We have provided an example docker setup to quickly build the paw. For more info on simply building and using it, see Getting Started. This document will instead focus on possible extensions to the build process that may be wanted later.

Production Environment

While our version of the deployment script is a quick way to get a development version up and running, you will likely want to have a production version at some point in the future. In order to create a proper production version, you should be aware of the following concepts:

Production ElasticSearch

In order to set up ElasticSearch quickly, we set a bunch of environment variables which make the instance insecure and ineffecient. For a production version, you are best off following the Official ElasticSearch docs.

Production SortingHat

The GrimoireLab stack uses a system called sortinghat for data enrichment purposes (mostly focused on identity management). At time of writing, sortinghat has just been converted to a new service-based architecture which is rather undocumented. Some tips for creating a production version:

  1. SortingHat uses Django under the hood. Many Django settings can be set using environment variables if you prepend the key with SORTINGHAT.

  2. SortingHat has an internal HTTP server that runs on port 8000 which we enable by setting DEV_FLAG=1. In a production environment, you would probably want to spin up a seperate docker image that runs nginx/apache/some other webserver instead. If you do, remove the DEV_FLAG environment variable and point the proxy webserver to port http://sortinghat:9314. You can remove the exposed port 8000, as it is no longer used.

Changes in Dependencies

The python dependencies for the multi-mordred container are installed using the deployment/docker/requirements.txt file.
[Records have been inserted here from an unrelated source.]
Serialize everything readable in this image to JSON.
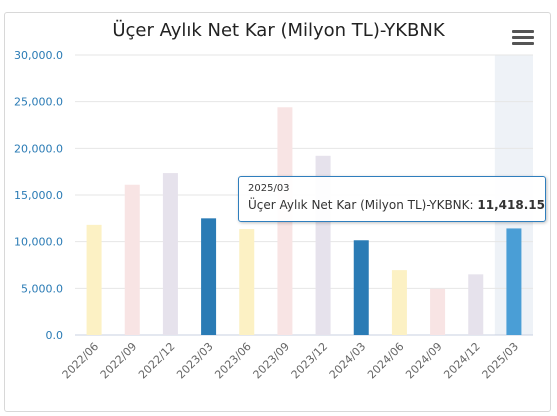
{
  "chart_data": {
    "type": "bar",
    "title": "Üçer Aylık Net Kar (Milyon TL)-YKBNK",
    "categories": [
      "2022/06",
      "2022/09",
      "2022/12",
      "2023/03",
      "2023/06",
      "2023/09",
      "2023/12",
      "2024/03",
      "2024/06",
      "2024/09",
      "2024/12",
      "2025/03"
    ],
    "series": [
      {
        "values": [
          11800,
          16100,
          17350,
          12500,
          11350,
          24400,
          19200,
          10150,
          6950,
          4950,
          6500,
          11418.15
        ]
      }
    ],
    "bar_colors": [
      "#fcf1c4",
      "#f8e4e4",
      "#e6e2ec",
      "#2a7bb5",
      "#fcf1c4",
      "#f8e4e4",
      "#e6e2ec",
      "#2a7bb5",
      "#fcf1c4",
      "#f8e4e4",
      "#e6e2ec",
      "#4a9ed6"
    ],
    "highlight_index": 11,
    "yticks": [
      "0.0",
      "5,000.0",
      "10,000.0",
      "15,000.0",
      "20,000.0",
      "25,000.0",
      "30,000.0"
    ],
    "ylim": [
      0,
      30000
    ],
    "grid": true,
    "xlabel": "",
    "ylabel": ""
  },
  "menu": {
    "icon": "hamburger-menu-icon"
  },
  "tooltip": {
    "header": "2025/03",
    "series_label": "Üçer Aylık Net Kar (Milyon TL)-YKBNK: ",
    "value": "11,418.15"
  }
}
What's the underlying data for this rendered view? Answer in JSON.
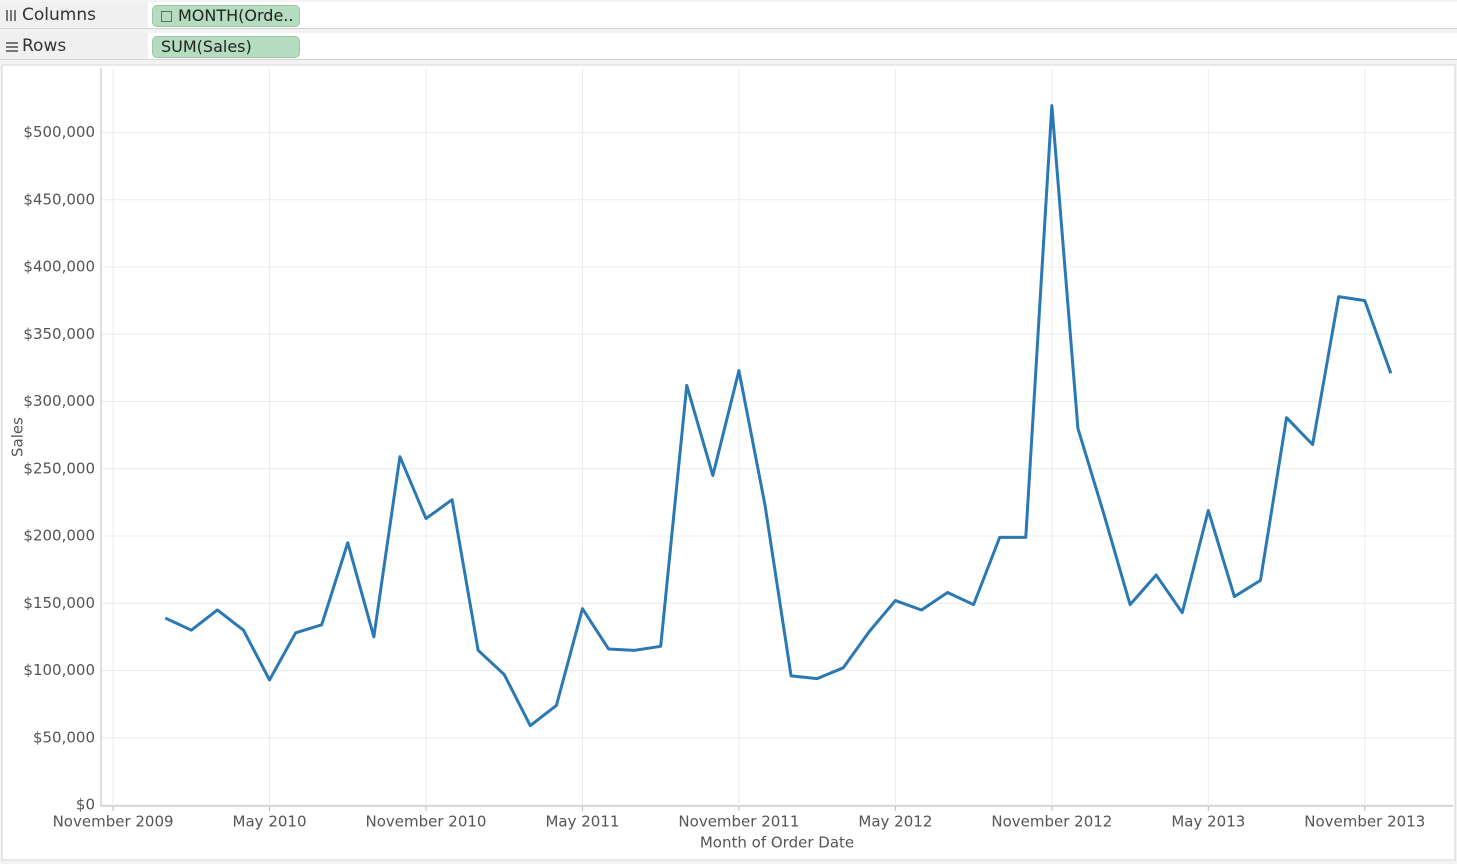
{
  "shelves": {
    "columns": {
      "label": "Columns",
      "pill": "MONTH(Orde.."
    },
    "rows": {
      "label": "Rows",
      "pill": "SUM(Sales)"
    }
  },
  "chart_data": {
    "type": "line",
    "x_label": "Month of Order Date",
    "y_label": "Sales",
    "color": "#2a78b4",
    "grid": true,
    "x": [
      "2010-01",
      "2010-02",
      "2010-03",
      "2010-04",
      "2010-05",
      "2010-06",
      "2010-07",
      "2010-08",
      "2010-09",
      "2010-10",
      "2010-11",
      "2010-12",
      "2011-01",
      "2011-02",
      "2011-03",
      "2011-04",
      "2011-05",
      "2011-06",
      "2011-07",
      "2011-08",
      "2011-09",
      "2011-10",
      "2011-11",
      "2011-12",
      "2012-01",
      "2012-02",
      "2012-03",
      "2012-04",
      "2012-05",
      "2012-06",
      "2012-07",
      "2012-08",
      "2012-09",
      "2012-10",
      "2012-11",
      "2012-12",
      "2013-01",
      "2013-02",
      "2013-03",
      "2013-04",
      "2013-05",
      "2013-06",
      "2013-07",
      "2013-08",
      "2013-09",
      "2013-10",
      "2013-11",
      "2013-12"
    ],
    "values": [
      139000,
      130000,
      145000,
      130000,
      93000,
      128000,
      134000,
      195000,
      125000,
      259000,
      213000,
      227000,
      115000,
      97000,
      59000,
      74000,
      146000,
      116000,
      115000,
      118000,
      312000,
      245000,
      323000,
      223000,
      96000,
      94000,
      102000,
      129000,
      152000,
      145000,
      158000,
      149000,
      199000,
      199000,
      520000,
      280000,
      216000,
      149000,
      171000,
      143000,
      219000,
      155000,
      167000,
      288000,
      268000,
      378000,
      375000,
      321000
    ],
    "xlim": [
      "2009-10",
      "2014-02"
    ],
    "xticks": [
      {
        "value": "2009-11",
        "label": "November 2009"
      },
      {
        "value": "2010-05",
        "label": "May 2010"
      },
      {
        "value": "2010-11",
        "label": "November 2010"
      },
      {
        "value": "2011-05",
        "label": "May 2011"
      },
      {
        "value": "2011-11",
        "label": "November 2011"
      },
      {
        "value": "2012-05",
        "label": "May 2012"
      },
      {
        "value": "2012-11",
        "label": "November 2012"
      },
      {
        "value": "2013-05",
        "label": "May 2013"
      },
      {
        "value": "2013-11",
        "label": "November 2013"
      }
    ],
    "ylim": [
      0,
      548000
    ],
    "yticks": [
      {
        "value": 0,
        "label": "$0"
      },
      {
        "value": 50000,
        "label": "$50,000"
      },
      {
        "value": 100000,
        "label": "$100,000"
      },
      {
        "value": 150000,
        "label": "$150,000"
      },
      {
        "value": 200000,
        "label": "$200,000"
      },
      {
        "value": 250000,
        "label": "$250,000"
      },
      {
        "value": 300000,
        "label": "$300,000"
      },
      {
        "value": 350000,
        "label": "$350,000"
      },
      {
        "value": 400000,
        "label": "$400,000"
      },
      {
        "value": 450000,
        "label": "$450,000"
      },
      {
        "value": 500000,
        "label": "$500,000"
      }
    ]
  }
}
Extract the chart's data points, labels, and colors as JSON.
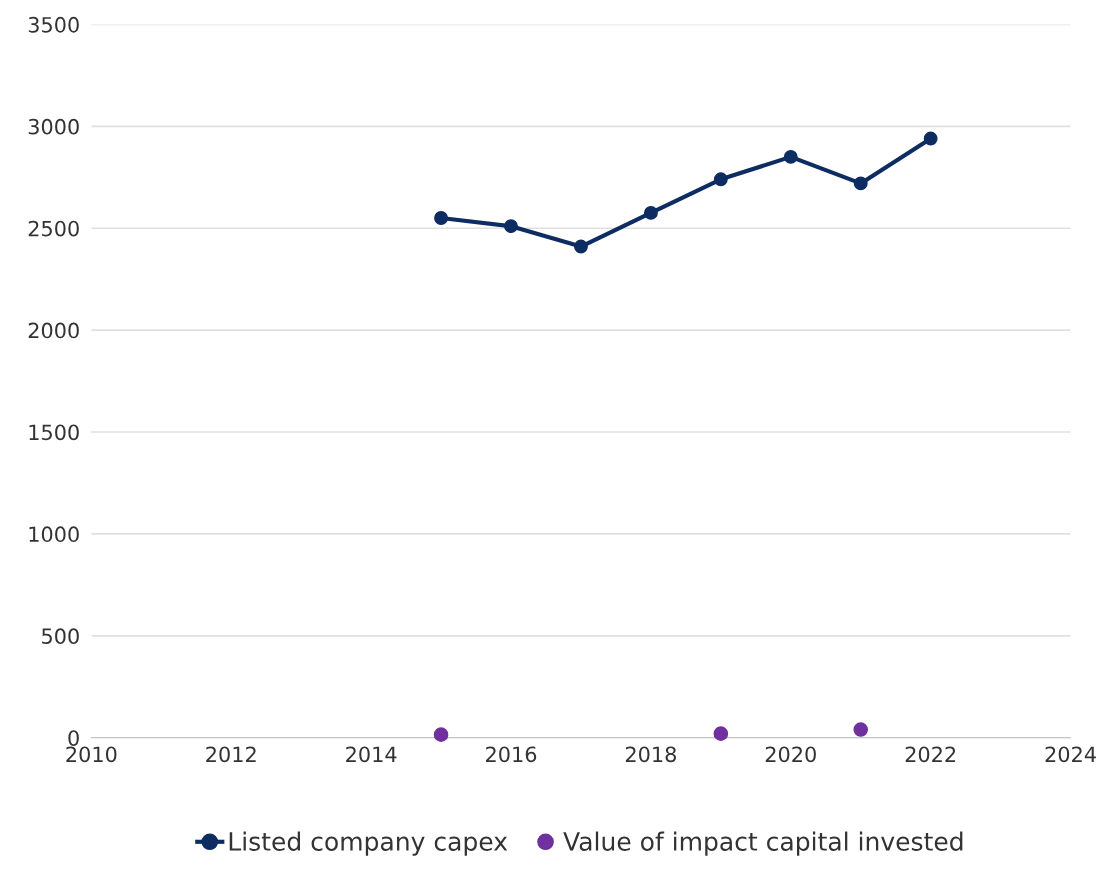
{
  "chart_data": {
    "type": "line",
    "x": [
      2015,
      2016,
      2017,
      2018,
      2019,
      2020,
      2021,
      2022
    ],
    "series": [
      {
        "name": "Listed company capex",
        "color": "#0d2d62",
        "values": [
          2550,
          2510,
          2410,
          2575,
          2740,
          2850,
          2720,
          2940
        ]
      },
      {
        "name": "Value of impact capital invested",
        "color": "#7030a0",
        "type": "scatter",
        "x": [
          2015,
          2019,
          2021
        ],
        "values": [
          15,
          20,
          40
        ]
      }
    ],
    "xlim": [
      2010,
      2024
    ],
    "xticks": [
      2010,
      2012,
      2014,
      2016,
      2018,
      2020,
      2022,
      2024
    ],
    "ylim": [
      0,
      3500
    ],
    "yticks": [
      0,
      500,
      1000,
      1500,
      2000,
      2500,
      3000,
      3500
    ],
    "grid": "y",
    "legend": "bottom",
    "marker": "circle"
  }
}
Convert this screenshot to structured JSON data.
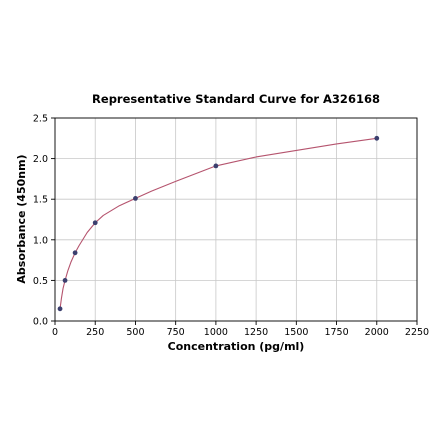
{
  "chart_data": {
    "type": "scatter",
    "title": "Representative Standard Curve for A326168",
    "xlabel": "Concentration (pg/ml)",
    "ylabel": "Absorbance (450nm)",
    "xlim": [
      0,
      2250
    ],
    "ylim": [
      0,
      2.5
    ],
    "x_ticks": [
      0,
      250,
      500,
      750,
      1000,
      1250,
      1500,
      1750,
      2000,
      2250
    ],
    "x_tick_labels": [
      "0",
      "250",
      "500",
      "750",
      "1000",
      "1250",
      "1500",
      "1750",
      "2000",
      "2250"
    ],
    "y_ticks": [
      0,
      0.5,
      1.0,
      1.5,
      2.0,
      2.5
    ],
    "y_tick_labels": [
      "0.0",
      "0.5",
      "1.0",
      "1.5",
      "2.0",
      "2.5"
    ],
    "grid": true,
    "points": {
      "x": [
        31.25,
        62.5,
        125,
        250,
        500,
        1000,
        2000
      ],
      "y": [
        0.15,
        0.5,
        0.84,
        1.21,
        1.51,
        1.91,
        2.25
      ]
    },
    "fit_curve": {
      "x": [
        31.25,
        40,
        50,
        62.5,
        80,
        100,
        125,
        150,
        200,
        250,
        300,
        400,
        500,
        600,
        750,
        1000,
        1250,
        1500,
        1750,
        2000
      ],
      "y": [
        0.15,
        0.28,
        0.4,
        0.5,
        0.62,
        0.73,
        0.84,
        0.93,
        1.09,
        1.21,
        1.3,
        1.42,
        1.51,
        1.6,
        1.72,
        1.91,
        2.02,
        2.1,
        2.18,
        2.25
      ]
    },
    "colors": {
      "curve": "#b5546e",
      "point": "#3b3f6e",
      "grid": "#c8c8c8",
      "axis": "#000000"
    }
  }
}
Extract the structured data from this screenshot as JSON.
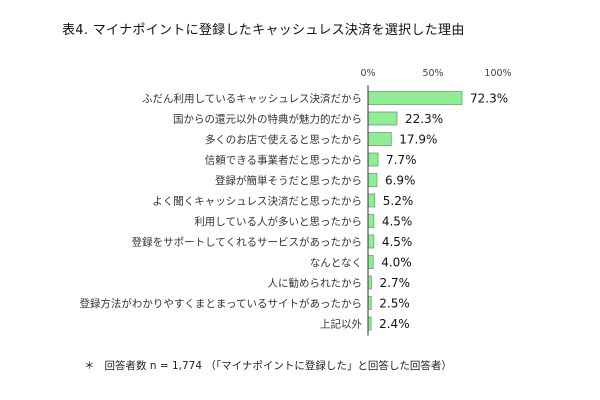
{
  "title": "表4. マイナポイントに登録したキャッシュレス決済を選択した理由",
  "footnote": {
    "marker": "＊",
    "text": "回答者数 n = 1,774 （「マイナポイントに登録した」と回答した回答者）"
  },
  "colors": {
    "bar_fill": "#8fee95",
    "bar_stroke": "#6a8f6c"
  },
  "chart_data": {
    "type": "bar",
    "orientation": "horizontal",
    "title": "表4. マイナポイントに登録したキャッシュレス決済を選択した理由",
    "xlim": [
      0,
      100
    ],
    "x_ticks": [
      "0%",
      "50%",
      "100%"
    ],
    "grid": false,
    "categories": [
      "ふだん利用しているキャッシュレス決済だから",
      "国からの還元以外の特典が魅力的だから",
      "多くのお店で使えると思ったから",
      "信頼できる事業者だと思ったから",
      "登録が簡単そうだと思ったから",
      "よく聞くキャッシュレス決済だと思ったから",
      "利用している人が多いと思ったから",
      "登録をサポートしてくれるサービスがあったから",
      "なんとなく",
      "人に勧められたから",
      "登録方法がわかりやすくまとまっているサイトがあったから",
      "上記以外"
    ],
    "values": [
      72.3,
      22.3,
      17.9,
      7.7,
      6.9,
      5.2,
      4.5,
      4.5,
      4.0,
      2.7,
      2.5,
      2.4
    ],
    "value_labels": [
      "72.3%",
      "22.3%",
      "17.9%",
      "7.7%",
      "6.9%",
      "5.2%",
      "4.5%",
      "4.5%",
      "4.0%",
      "2.7%",
      "2.5%",
      "2.4%"
    ]
  }
}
If you want to add a new python dependency (for example for a custom script), you can simply add it here. If you want to use a fork of a grimoirelab tool (for example, a fork of Perceval because new retrievers were added), you can simply change the line getting that tool. Inside of the requirements.txt you have access to the ${GITHUB_TOKEN} and ${GITHUB_USER} environment variables in order to install from a private repository.

Updating MultiMordred

MultiMordred is different in that it is not a tool or library, but is instead the script that the docker image runs. During building, the script is retrieved from github and downloaded into the container, which then runs it. If you want to update the multimordred script, you will have to rebuild the multimordred container. Generally, this can be achieved using docker-compose build --no-cache. However, sometimes Docker decides to cache the files it retrieves from github, even if you use the --no-cache flag. You can be sure that it will grab the latest version by first running docker system prune, which will remove all unused docker containers on your system and also flush the docker cache.